A subsequent report by Valente and colleagues on an infant affected by neonatal lactic acidosis, rapidly progressive encephalopathy, severely decreased mitochondrial protein synthesis, and combined OXPHOS deficiency was a compound heterozygote for two novel GFM1 mutations (Valente et al. 2007). No data are available concerning the expression of mitochondrial GFM1 in human brain, but the predominant neurological involvement with neuroradiological hallmarks of early onset Leigh syndrome including bilateral necrotizing lesions in the basal ganglia and brain stem overwhelmed, that of other organs notably, skeletal muscle, liver, and heart in this patient. It is postulated that the clinical variability may be attributed to various mechanisms, including the different sites of mutations in the EFG1 protein which may subsequently have tissue-specific effects on mitochondrial translation, adaptive processes (e.g., compensatory changes in other translational factor) which may act differently in different patients, and finally partial compensation by the second isoform of mitochondrial EFG, namely EFG2 which is highly expressed in energy-consuming tissues, such as skeletal muscle, heart, and fetal liver. The functional role of EFG2, however, is uncertain (Smits et al. 2010a).

Strikingly, in the recent report by Smits et al., a mutation in GFM1 was observed in a patient affected by severe, rapidly progressive mitochondrial encephalopathy; the decrease in enzyme activities of complex I, III, and IV detected in fibroblasts was not found in muscle tissue (Smits et al. 2010a). Reduced respiratory chain activities in fibroblasts with normal values in muscle tissue are an uncommon finding in mitochondrial disorders, whereas the opposite is often observed. The capacity of the mitochondrial energy-generating system, however, was clearly reduced in muscle tissue, indicated by impairments in pyruvate oxidation and ATP production rates. This evinces the importance of a thorough diagnostic biochemical analysis of muscle tissue and fibroblasts in patients as OXPHOS defects may be selectively expressed.

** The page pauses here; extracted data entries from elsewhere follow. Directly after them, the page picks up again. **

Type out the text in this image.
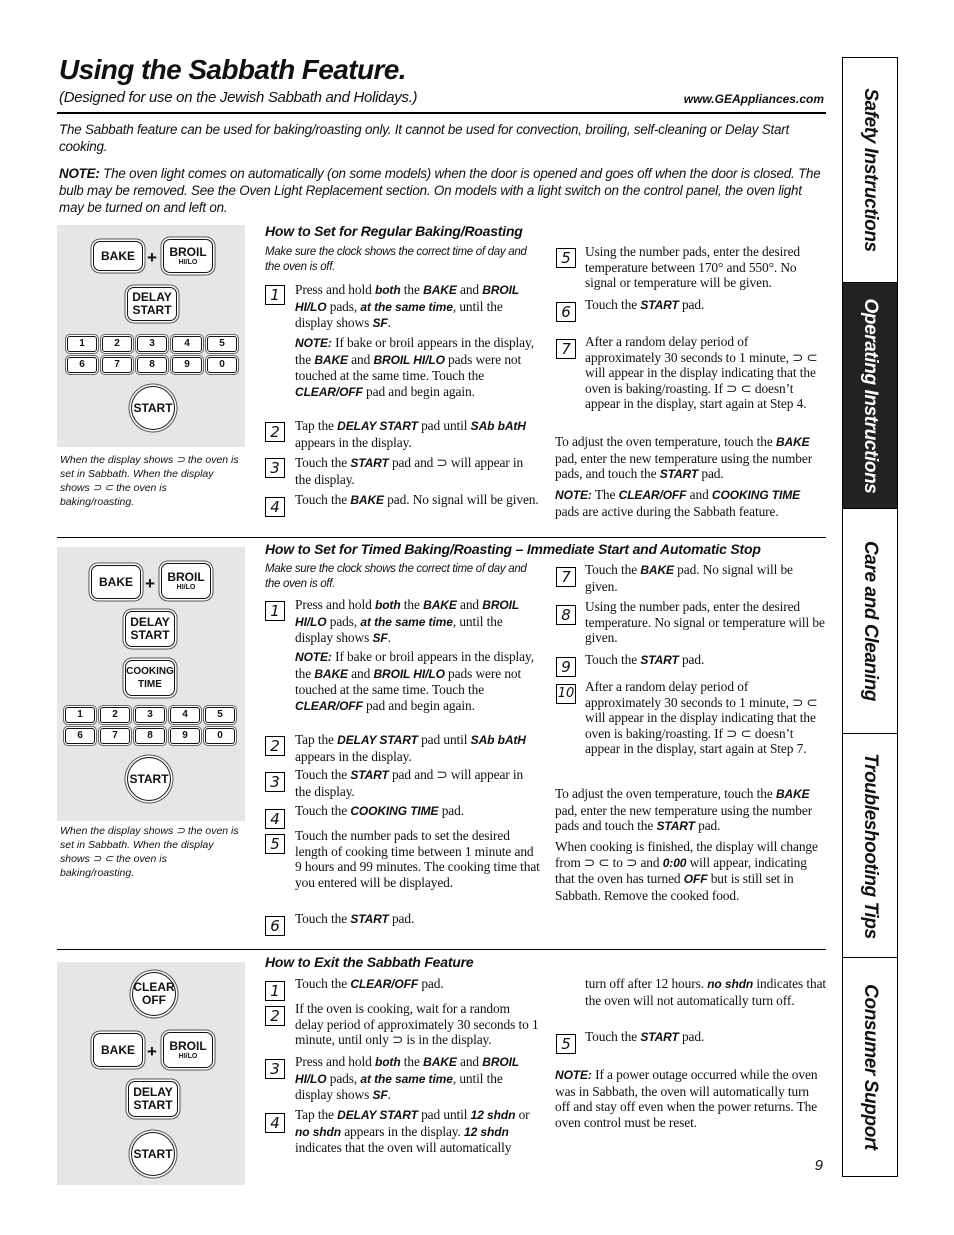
Using the Sabbath Feature.
(Designed for use on the Jewish Sabbath and Holidays.)	www.GEAppliances.com
The Sabbath feature can be used for baking/roasting only. It cannot be used for convection, broiling, self-cleaning or Delay Start cooking.
NOTE: The oven light comes on automatically (on some models) when the door is opened and goes off when the door is closed. The bulb may be removed. See the Oven Light Replacement section. On models with a light switch on the control panel, the oven light may be turned on and left on.	Safety Instructions
Operating Instructions
Care and Cleaning
Troubleshooting Tips
Consumer Support
BAKE + BROIL
HI/LO
DELAY
START
1	2	3	4	5
6	7	8	9	0
START
When the display shows ⊃ the oven is set in Sabbath. When the display shows ⊃ ⊂ the oven is baking/roasting.
How to Set for Regular Baking/Roasting
Make sure the clock shows the correct time of day and the oven is off.
1	Press and hold both the BAKE and BROIL HI/LO pads, at the same time, until the display shows SF.
NOTE: If bake or broil appears in the display, the BAKE and BROIL HI/LO pads were not touched at the same time. Touch the CLEAR/OFF pad and begin again.
2	Tap the DELAY START pad until SAb bAtH appears in the display.
3	Touch the START pad and ⊃ will appear in the display.
4	Touch the BAKE pad. No signal will be given.
5	Using the number pads, enter the desired temperature between 170° and 550°. No signal or temperature will be given.
6	Touch the START pad.
7	After a random delay period of approximately 30 seconds to 1 minute, ⊃ ⊂ will appear in the display indicating that the oven is baking/roasting. If ⊃ ⊂ doesn’t appear in the display, start again at Step 4.
To adjust the oven temperature, touch the BAKE pad, enter the new temperature using the number pads, and touch the START pad.
NOTE: The CLEAR/OFF and COOKING TIME pads are active during the Sabbath feature.
BAKE + BROIL
HI/LO
DELAY
START
COOKING
TIME
1	2	3	4	5
6	7	8	9	0
START
When the display shows ⊃ the oven is set in Sabbath. When the display shows ⊃ ⊂ the oven is baking/roasting.
How to Set for Timed Baking/Roasting – Immediate Start and Automatic Stop
Make sure the clock shows the correct time of day and the oven is off.
1	Press and hold both the BAKE and BROIL HI/LO pads, at the same time, until the display shows SF.
NOTE: If bake or broil appears in the display, the BAKE and BROIL HI/LO pads were not touched at the same time. Touch the CLEAR/OFF pad and begin again.
2	Tap the DELAY START pad until SAb bAtH appears in the display.
3	Touch the START pad and ⊃ will appear in the display.
4	Touch the COOKING TIME pad.
5	Touch the number pads to set the desired length of cooking time between 1 minute and 9 hours and 99 minutes. The cooking time that you entered will be displayed.
6	Touch the START pad.
7	Touch the BAKE pad. No signal will be given.
8	Using the number pads, enter the desired temperature. No signal or temperature will be given.
9	Touch the START pad.
10 After a random delay period of approximately 30 seconds to 1 minute, ⊃ ⊂ will appear in the display indicating that the oven is baking/roasting. If ⊃ ⊂ doesn’t appear in the display, start again at Step 7.
To adjust the oven temperature, touch the BAKE pad, enter the new temperature using the number pads and touch the START pad.
When cooking is finished, the display will change from ⊃ ⊂ to ⊃ and 0:00 will appear, indicating that the oven has turned OFF but is still set in Sabbath. Remove the cooked food.
CLEAR
OFF
BAKE + BROIL
HI/LO
DELAY
START
START
How to Exit the Sabbath Feature
1	Touch the CLEAR/OFF pad.
2	If the oven is cooking, wait for a random delay period of approximately 30 seconds to 1 minute, until only ⊃ is in the display.
3	Press and hold both the BAKE and BROIL HI/LO pads, at the same time, until the display shows SF.
4	Tap the DELAY START pad until 12 shdn or no shdn appears in the display. 12 shdn indicates that the oven will automatically
turn off after 12 hours. no shdn indicates that the oven will not automatically turn off.
5	Touch the START pad.
NOTE: If a power outage occurred while the oven was in Sabbath, the oven will automatically turn off and stay off even when the power returns. The oven control must be reset.
9
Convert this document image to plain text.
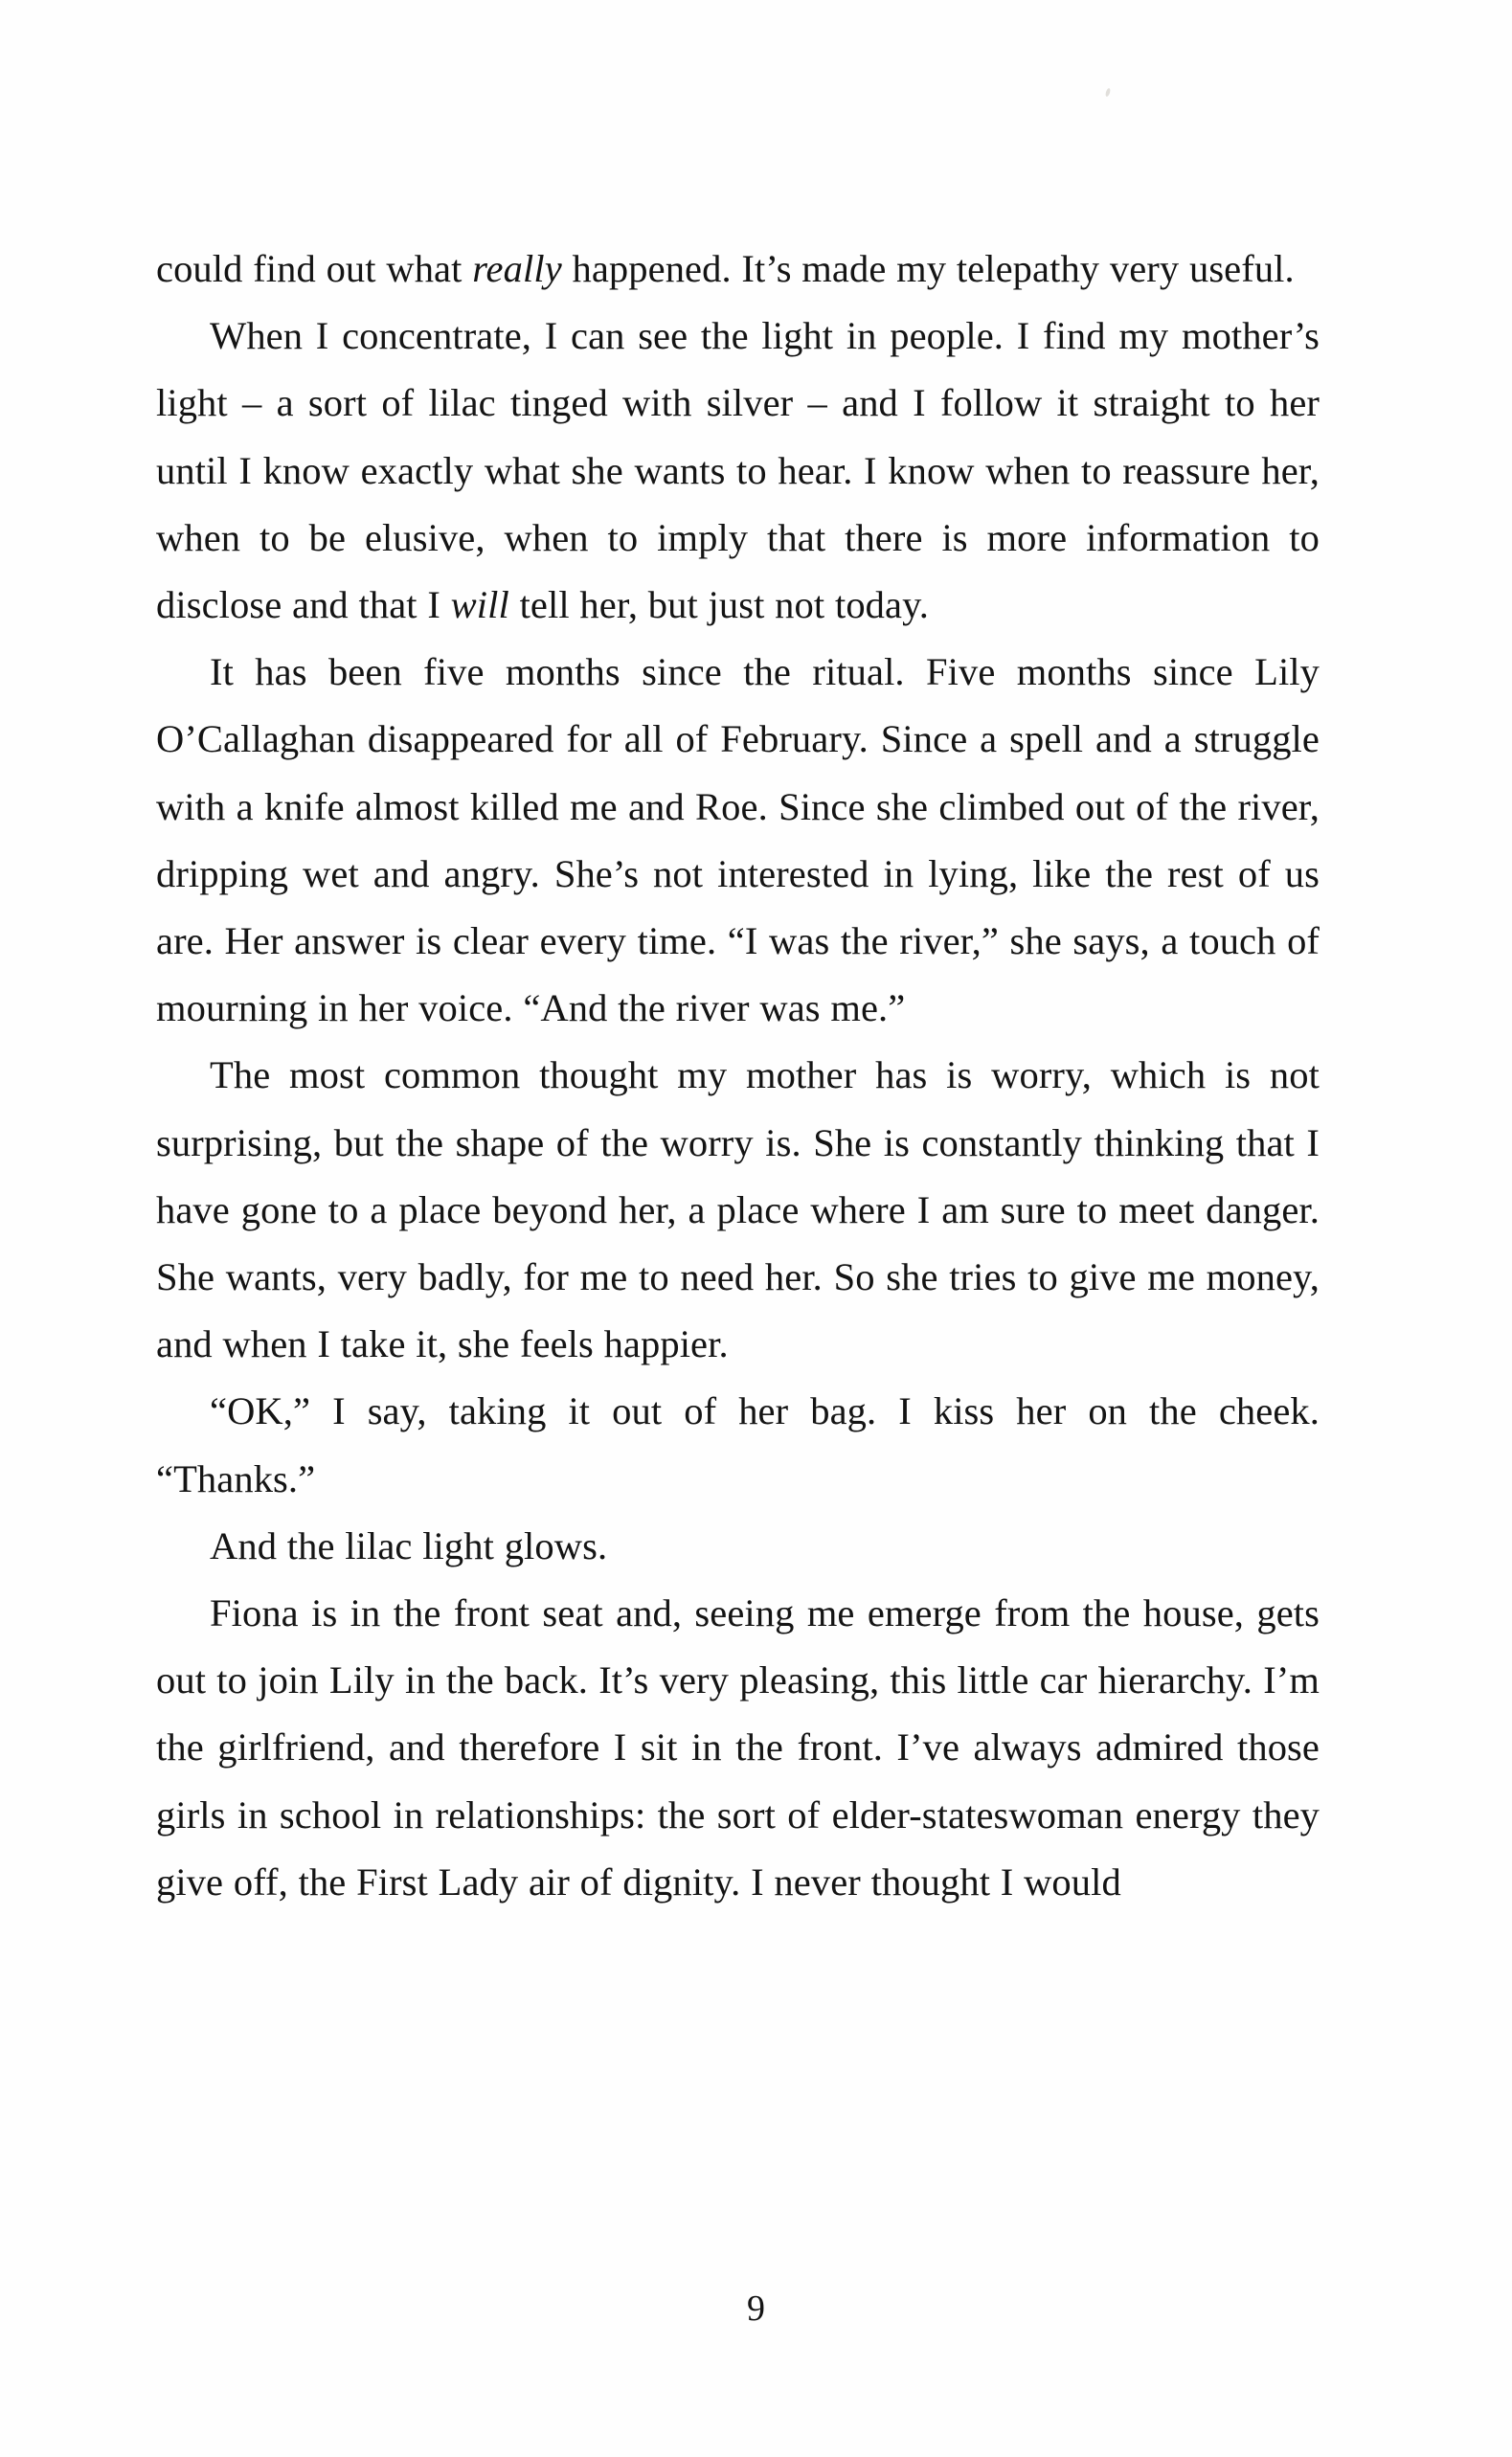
could find out what really happened. It’s made my telepathy very useful.

When I concentrate, I can see the light in people. I find my mother’s light – a sort of lilac tinged with silver – and I follow it straight to her until I know exactly what she wants to hear. I know when to reassure her, when to be elusive, when to imply that there is more information to disclose and that I will tell her, but just not today.

It has been five months since the ritual. Five months since Lily O’Callaghan disappeared for all of February. Since a spell and a struggle with a knife almost killed me and Roe. Since she climbed out of the river, dripping wet and angry. She’s not interested in lying, like the rest of us are. Her answer is clear every time. “I was the river,” she says, a touch of mourning in her voice. “And the river was me.”

The most common thought my mother has is worry, which is not surprising, but the shape of the worry is. She is constantly thinking that I have gone to a place beyond her, a place where I am sure to meet danger. She wants, very badly, for me to need her. So she tries to give me money, and when I take it, she feels happier.

“OK,” I say, taking it out of her bag. I kiss her on the cheek. “Thanks.”

And the lilac light glows.

Fiona is in the front seat and, seeing me emerge from the house, gets out to join Lily in the back. It’s very pleasing, this little car hierarchy. I’m the girlfriend, and therefore I sit in the front. I’ve always admired those girls in school in relationships: the sort of elder-stateswoman energy they give off, the First Lady air of dignity. I never thought I would

9
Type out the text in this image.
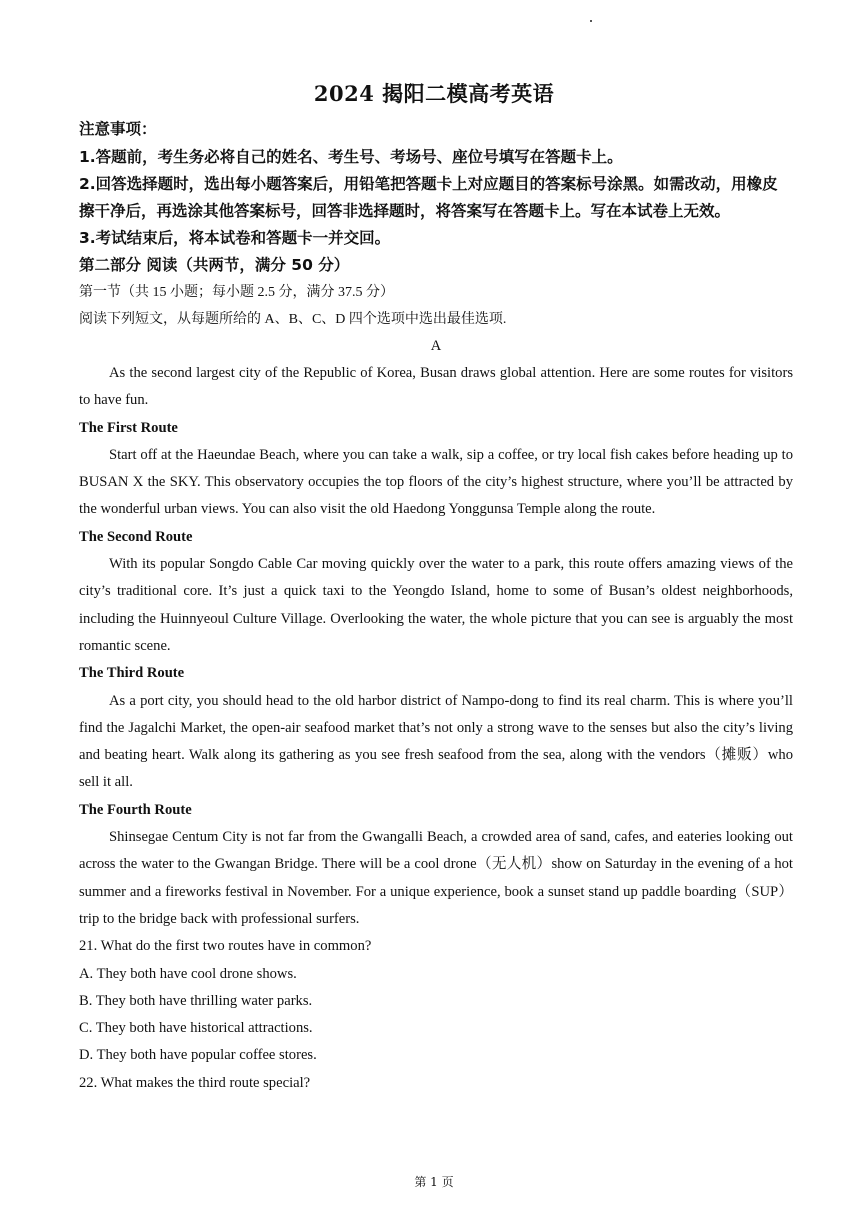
2024 揭阳二模高考英语
注意事项：

1.答题前，考生务必将自己的姓名、考生号、考场号、座位号填写在答题卡上。

2.回答选择题时，选出每小题答案后，用铅笔把答题卡上对应题目的答案标号涂黑。如需改动，用橡皮擦干净后，再选涂其他答案标号，回答非选择题时，将答案写在答题卡上。写在本试卷上无效。

3.考试结束后，将本试卷和答题卡一并交回。

第二部分 阅读（共两节，满分 50 分）
第一节（共 15 小题；每小题 2.5 分，满分 37.5 分）
阅读下列短文，从每题所给的 A、B、C、D 四个选项中选出最佳选项.
A

As the second largest city of the Republic of Korea, Busan draws global attention. Here are some routes for visitors to have fun.

The First Route

Start off at the Haeundae Beach, where you can take a walk, sip a coffee, or try local fish cakes before heading up to BUSAN X the SKY. This observatory occupies the top floors of the city’s highest structure, where you’ll be attracted by the wonderful urban views. You can also visit the old Haedong Yonggunsa Temple along the route.

The Second Route

With its popular Songdo Cable Car moving quickly over the water to a park, this route offers amazing views of the city’s traditional core. It’s just a quick taxi to the Yeongdo Island, home to some of Busan’s oldest neighborhoods, including the Huinnyeoul Culture Village. Overlooking the water, the whole picture that you can see is arguably the most romantic scene.

The Third Route

As a port city, you should head to the old harbor district of Nampo-dong to find its real charm. This is where you’ll find the Jagalchi Market, the open-air seafood market that’s not only a strong wave to the senses but also the city’s living and beating heart. Walk along its gathering as you see fresh seafood from the sea, along with the vendors（摊贩）who sell it all.

The Fourth Route

Shinsegae Centum City is not far from the Gwangalli Beach, a crowded area of sand, cafes, and eateries looking out across the water to the Gwangan Bridge. There will be a cool drone（无人机）show on Saturday in the evening of a hot summer and a fireworks festival in November. For a unique experience, book a sunset stand up paddle boarding（SUP）trip to the bridge back with professional surfers.

21. What do the first two routes have in common?
A. They both have cool drone shows.
B. They both have thrilling water parks.
C. They both have historical attractions.
D. They both have popular coffee stores.
22. What makes the third route special?
第 1 页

The clinical symptomatology in our patient is reminiscent of the severe phenotype of the first two reports (Coenen et al. 2004; Antonicka et al. 2006), characterized by intrauterine growth retardation, profound lactic acidosis, and progressive liver dysfunction, resulting in liver failure and death within the first weeks or months. In addition, our patient had a multicystic kidney and an atrial septal defect. Neuroradiological evidence of cystic changes in temporal lobes with white matter abnormalities and biochemical findings of high blood lactate levels of 25 mmol/L and lactate: pyruvate ratios of 38 suggest a more global and deleterious disturbance of mitochondrial functioning.

In summary, unique patterns of OXPHOS deficiency result when one of the nuclear-encoded components of the translation system fail. The clinical heterogeneity associated with mutations in the mitochondrial translation apparatus may reflect different tissue-specific demands for the mitochondrially encoded polypeptides with significant quantitative differences in the ratios of the translation elongation factors. Despite rapid advancements in our understanding of the mechanisms implicated in mitochondrial disease, it is far from complete. The intricacy and complexities of the OXPHOS system renders the identification of the genetic defect an arduous task. Rapid advances in technologies involving high-throughput sequencing which are much cheaper and faster than the conventional approach of polymerase chain reaction followed by capillary sequencing (Tucker et al. 2009) or exome sequencing (Ng et al. 2009) which is the targeted sequencing of all protein-coding regions when applied with appropriate bioinformatics tools potentially offer a promising approach in elucidating the genetic etiology of OXPHOS deficiencies. Clearly, much work remains to be done to fully comprehend the processes involved in mitochondrial translation and the biogenesis of the OXPHOS system and their roles in the pathogenesis of combined OXPHOS deficiencies.